Qu’est-ce que la décivilisation, ce concept invoqué il y a deux ans en conseil des ministres par le chef de l’État lui-même pour qualifier la flambée des violences dans le pays ? S’inscrivant dans la filiation intellectuelle de Gramsci et de Norbert Elias, le politologue Gaël Brustier* émet l’hypothèse que l’effondrement économique, social et sécuritaire des sociétés occidentales serait le paravent d’une crise civilisationnelle plus profonde encore. La crise financière de 2008 sonne le glas des promesses heureuses du néolibéralisme et constitue le ferment du populisme qui portera au pouvoir Giorgia Meloni en Italie et Donald Trump aux États-Unis.

L’affaissement de ce que Brustier nomme le « bloc historique » trouve sa genèse dans l’incapacité des élites à proposer un récit capable d’unir la société par un imaginaire commun et un modèle économique profitable à tous – ce que Gramsci appelait le « national-populaire ». Au rebours de l’« intellectuel organique », qui traduit en revendications politiques les aspirations des masses, nos élites, coupées du peuple, tentent d’imposer par le haut leur propre récit. Incapables de construire un bloc historique, elles s’en remettent vainement au passé : ainsi de la panthéonisation de Robert Badinter ou de la promotion posthume d’Alfred Dreyfus au rang de général de brigade.

Débats hystérisés, diabolisation de l’adversaire

Ancien conseiller d’Arnaud Mon- tebourg et de Julien Dray, Brustier pointe également l’échec d’une gauche inapte à offrir une vision du monde depuis la « trahison mitterrandienne » de 1983 : le Parti socialiste, reniant son axiome social pour embrasser la mondialisation et le fédéralisme européen, plonge définitivement dans l’anti-intellectualisme sous le quinquennat Hollande.

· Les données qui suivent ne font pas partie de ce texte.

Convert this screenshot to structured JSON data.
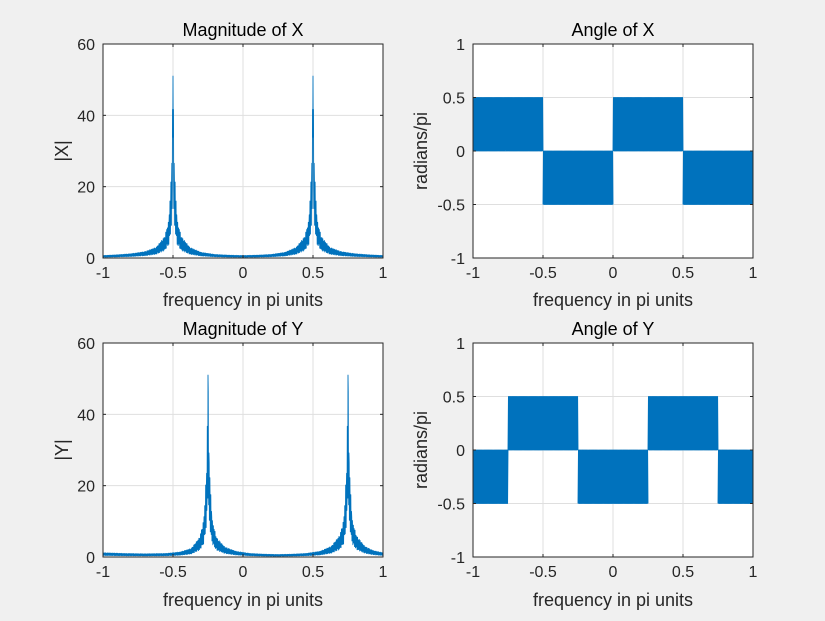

Les symptômes de la décivilisation sont nombreux : appauvrissement des idées, brutalisation du débat public (le polémiste a supplanté l’intellectuel), complaisance envers la violence politique – conduisant les défenseurs auto-proclamés de la tolérance à danser sur le cadavre de Jean-Marie Le Pen –, « césarisme » écologique ou sanitaire niant toute remise en cause des dogmes dominants. Théoricien de l’« hégémonie culturelle », Gramsci appelait les intellectuels à mener une « guerre de position » afin de conquérir le cœur du peuple et exhortait les élites poli- tiques au « compromis historique ». Nous sommes à l’exact opposé : un marasme politico-médiatique fait de débats hystérisés sur les réseaux sociaux et les plateaux de télévision, de caricatures et de diabolisation systématique de l’adversaire.

« La crise consiste justement dans le fait que l’ancien meurt et que le nouveau ne peut pas naître », écrivait Antonio Gramsci dans ses Cahiers de prison. Pour sortir de cette impasse, Brustier esquisse quelques pistes : un conservatisme du savoir et de l’apprentissage, une recherche de concorde au sein des formations politiques, une forme d’autogestion citoyenne d’inspiration post-libérale. Un programme relativement simple, en somme : retrouver le goût de la nuance, de la rigueur intellectuelle et de l’ouverture d’esprit.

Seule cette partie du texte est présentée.